When I left the hospital, she had me so upset that I forgot my bag I got out of my locker. They called the police to come and get it. They then kept it without a warrant/subpoena for months. I was told at first that the person who had the key to the lock up was only on night shift/weekends. I thought that was odd, how would they get evidence for court. When I went to get it the time changed and they thought I was nuts for coming at that time. I went several times and it just kept changing. I realized they were playing a game with me. When I finally got it the DA had apparently told them to release it. Why was that necessary? They should have never kept it. When I went to get it the cop told me they had only checked it to see if there was a bomb in it.

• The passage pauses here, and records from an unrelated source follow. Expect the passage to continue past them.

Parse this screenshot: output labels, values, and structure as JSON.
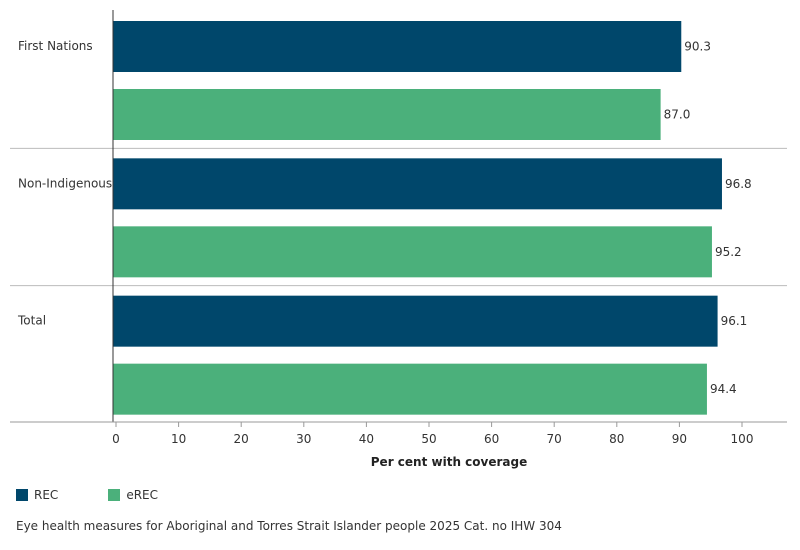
{
  "chart_data": {
    "type": "bar",
    "orientation": "horizontal",
    "categories": [
      "First Nations",
      "Non-Indigenous",
      "Total"
    ],
    "series": [
      {
        "name": "REC",
        "color": "#00476b",
        "values": [
          90.3,
          96.8,
          96.1
        ],
        "labels": [
          "90.3",
          "96.8",
          "96.1"
        ]
      },
      {
        "name": "eREC",
        "color": "#4bb07b",
        "values": [
          87.0,
          95.2,
          94.4
        ],
        "labels": [
          "87.0",
          "95.2",
          "94.4"
        ]
      }
    ],
    "xlabel": "Per cent with coverage",
    "xlim": [
      0,
      100
    ],
    "xticks": [
      0,
      10,
      20,
      30,
      40,
      50,
      60,
      70,
      80,
      90,
      100
    ],
    "grid": false,
    "legend_position": "bottom-left"
  },
  "footer": {
    "text": "Eye health measures for Aboriginal and Torres Strait Islander people 2025 Cat. no IHW 304"
  }
}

Yea right, I always brought a bomb to work with me. When he finally gave it to me and I complained about the games they had played he said to me, "You just don't know how we do things around here" I paused a moment because I thought I might hear the word "boy" like in a movie about a corrupt town in the deep south years ago. Then I said, "Really?" The public defender I had at the time said she would help me get it on several occasions, but she did not. I also mentioned it in court and Judge Esch looked at her and said, "You'll help her with that?" I said NO out loud and was ignored. The NO was the right answer to the question every time he asked it.
I was at home that first night wondering if I should kill myself or what totally alone. I was ashamed. I was confused. I could not believe I did what I did. I could not believe how they treated me as I was obviously disturbed. I needed help, but there was none to be had. At least I was away from the constantly hounding voices. The people looking at me like I was a demon. The psychological torture day in and day out. The greatest danger was to be around the serial bullies and their minions. I did not have any understanding of what was going on. I had not ever been in a situation of such evil before. I found out later a lot of the native people feel their are evil spirits in the hospital. There is evil in the form of very sick people who perpetrate harm on others.

2 comments:

Anonymous said...

Celia,
I read your post over at IM. I am glad you are blogging.
You are very brave to be putting this up here...it seems Alaska is just a corrupted F-up state?

Mommy of 2 said...

Thank you for your information. I am currently dealing with a serial bully and needed to know I was't going crazy.